CHP Bursa Milletvekili Orhan Sarıbal, Türkiye’de yeraltı suyu kullanımına ilişkin tabloyu değerlendirerek, Tarım ve Orman Bakanlığı’nın şeffaf davranmadığını söyledi. Sarıbal, “Türkiye’de 500 bin belgeli yeraltı suyu kuyusu var ama sonuç yok. Kaçak kuyulara göz yumuluyor, yeraltı su seviyeleri hızla düşerken gerçekler gizleniyor” dedi.
Sarıbal’ın TBMM’ye sunduğu soru önergesine bakanlıktan gelen yanıta göre, yeraltı suyunun yüzde 66’sı tarımda, yüzde 25’i içme ve kullanmada, yüzde 9’u ise sanayide tüketiliyor. Bursa’da ise tablo farklı: yeraltı suyunun yüzde 50’si içme ve kullanmada, yüzde 23’ü sulamada, yüzde 27’si sanayide kullanılıyor.
Sarıbal, özellikle Konya Kapalı, Meriç-Ergene, Akarçay, Büyük Menderes, Doğu Akdeniz ve Asi havzalarında su tahsislerinin “emniyetli rezervleri” aştığını, 1,6 milyon hektar arazinin yeraltı suyuyla sulandığını vurguladı. “Bu durum su seviyelerinin düşmesine ve kalitenin bozulmasına yol açıyor” dedi.

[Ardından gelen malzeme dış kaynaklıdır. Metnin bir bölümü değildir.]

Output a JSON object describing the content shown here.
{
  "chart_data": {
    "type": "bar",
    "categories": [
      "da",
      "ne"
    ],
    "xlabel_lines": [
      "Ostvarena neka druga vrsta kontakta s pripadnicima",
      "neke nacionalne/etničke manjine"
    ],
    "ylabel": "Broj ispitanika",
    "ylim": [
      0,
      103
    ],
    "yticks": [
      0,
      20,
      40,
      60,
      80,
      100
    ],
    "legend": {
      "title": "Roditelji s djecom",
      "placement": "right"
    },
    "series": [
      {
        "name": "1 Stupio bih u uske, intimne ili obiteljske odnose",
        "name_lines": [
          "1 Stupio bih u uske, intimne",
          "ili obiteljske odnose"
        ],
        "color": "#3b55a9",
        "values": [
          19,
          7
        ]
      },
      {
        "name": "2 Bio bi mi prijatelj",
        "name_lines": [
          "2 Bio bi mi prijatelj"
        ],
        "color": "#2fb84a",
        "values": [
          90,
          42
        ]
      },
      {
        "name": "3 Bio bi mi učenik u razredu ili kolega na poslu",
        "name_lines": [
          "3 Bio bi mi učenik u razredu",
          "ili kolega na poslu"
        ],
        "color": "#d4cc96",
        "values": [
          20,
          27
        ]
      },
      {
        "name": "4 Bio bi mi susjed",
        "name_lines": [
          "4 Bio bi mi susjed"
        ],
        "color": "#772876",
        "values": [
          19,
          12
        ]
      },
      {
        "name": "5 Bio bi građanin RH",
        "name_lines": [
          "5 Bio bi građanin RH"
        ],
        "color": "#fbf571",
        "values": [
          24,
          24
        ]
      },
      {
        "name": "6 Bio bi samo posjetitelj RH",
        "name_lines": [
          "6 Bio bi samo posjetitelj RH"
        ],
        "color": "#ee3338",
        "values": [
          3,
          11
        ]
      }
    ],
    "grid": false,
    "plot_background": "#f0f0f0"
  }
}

“Denetim Kâğıt Üzerinde, Su Hoyratça Tüketiliyor”
Bakanlığın yanıtında 25 havzanın 12’sinde su kütleleriyle ilgili miktar ve kalite çalışmalarının tamamlandığı belirtilse de, mevcut duruma ilişkin bilgi paylaşılmadığını hatırlatan Sarıbal, şunları kaydetti:
“Avrupa Birliği’ne uyum diyerek hazırlanan yönetmelikler kâğıt üzerinde kalıyor. Henüz yasalaşmayan Su Kanunu taslağına sığınıp, kirlenmenin önleneceğini, deşarjların engelleneceğini söylüyorlar. On yıllardır açılan kaçak kuyulara neden göz yumuldu? 27 Aralık 2024’te yürürlüğe girdiği söylenen Su Verimliliği Yönetmeliği ile orantısız su tüketimi azaltılacakmış. Yani iktidar, bugüne kadar suyun hoyratça kullanıldığını itiraf ediyor.”
“Kâğıt Üstünde Plan, Sahada Kuraklık”
Sarıbal, iktidarın su yönetiminde strateji belgeleri ve yönetmeliklerle günü kurtarmaya çalıştığını belirterek, “Türkiye’de sorunlar sayılarla ve yönetmeliklerle örtülüyor. Oysa suyun tükenmesi sadece tarımı değil, tüm yaşamı tehdit ediyor. 500 bin kuyudan çekilen suyun hesabı yapılmıyor, kaçak kuyuların adı dahi anılmıyor. Yasa metinleriyle süslenen yanıtların ardında, gerçekte kuruyan havzalar, çekilen göller ve büyüyen bir su krizi var” ifadelerini kullandı.